PDA

View Full Version : Metadata parsing failure in files from Photoshop CS2 (PROPOSED FIX INCLUDED IN 2.02)


DavidW
23rd of October 2006 (Mon), 11:50
Finally, I think I've nailed the problem with EE failing to read most metadata (shutter speed, aperture, time, date etc.) in files saved from Photoshop CS2.

The problem is somewhat similar to this bug (http://photography-on-the.net/forum/showthread.php?t=224121) which Pekka has already incorporated the fix for in 2.01. CS2 writes the XMP metadata in a slightly different format - instead of <tag>data</tag>, it uses tag="data" for exif:, tiff: and aux: values.

I've attached a fixed version of ee_extract_xmp_data - if Pekka's original regex fails to produce a result, it uses ereg() against regexp2 to attempt to extract the data. I've tested it on my installation and it seems to work, though I regard it as somewhat scrappy programming.

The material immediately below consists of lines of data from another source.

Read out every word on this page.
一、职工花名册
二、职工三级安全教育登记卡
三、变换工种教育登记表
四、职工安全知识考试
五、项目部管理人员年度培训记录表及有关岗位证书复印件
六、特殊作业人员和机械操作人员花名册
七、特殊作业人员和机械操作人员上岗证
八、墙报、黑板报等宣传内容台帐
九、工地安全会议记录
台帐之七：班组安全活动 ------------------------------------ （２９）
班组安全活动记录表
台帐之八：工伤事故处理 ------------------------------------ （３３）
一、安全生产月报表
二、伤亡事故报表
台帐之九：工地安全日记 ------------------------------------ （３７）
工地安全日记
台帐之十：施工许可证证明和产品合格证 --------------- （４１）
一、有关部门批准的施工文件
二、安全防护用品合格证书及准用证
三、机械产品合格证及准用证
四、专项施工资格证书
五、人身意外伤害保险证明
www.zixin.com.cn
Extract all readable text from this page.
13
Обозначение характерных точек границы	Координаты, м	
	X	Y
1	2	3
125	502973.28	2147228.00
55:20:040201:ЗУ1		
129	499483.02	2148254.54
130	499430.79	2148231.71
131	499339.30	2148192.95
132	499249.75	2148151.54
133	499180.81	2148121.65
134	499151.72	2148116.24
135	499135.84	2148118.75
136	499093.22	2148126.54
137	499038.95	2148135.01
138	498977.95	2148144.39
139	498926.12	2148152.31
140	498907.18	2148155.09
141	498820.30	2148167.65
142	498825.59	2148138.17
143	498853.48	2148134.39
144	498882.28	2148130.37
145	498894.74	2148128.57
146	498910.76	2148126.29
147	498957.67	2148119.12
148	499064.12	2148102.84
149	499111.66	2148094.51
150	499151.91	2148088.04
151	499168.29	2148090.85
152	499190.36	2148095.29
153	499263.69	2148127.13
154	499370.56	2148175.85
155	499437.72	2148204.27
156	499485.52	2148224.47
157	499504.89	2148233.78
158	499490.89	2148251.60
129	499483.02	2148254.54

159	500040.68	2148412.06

There's an argument that a new parser should be written from scratch, but I needed this working today and I haven't got much time to mess, so it was a case of patching the code that was there.


Pekka - are you aware that the original code uses preg_match() which is a PCRE function? PCRE is a PHP extension, and may not be installed - though I expect it is installed in most people's PHP. The code I've added uses ereg(), which doesn't require PCRE, but I haven't bothered to rewrite the original regexes in enhanced regex rather than Perl regex form so that I can switch the original set of tests to ereg().

The function below completely replaces the original version of function ee_extract_xmp_data() in SCRIPT_editor_functions.php - it's easier to cut and paste the whole function rather than try to list the edits as they are extensive.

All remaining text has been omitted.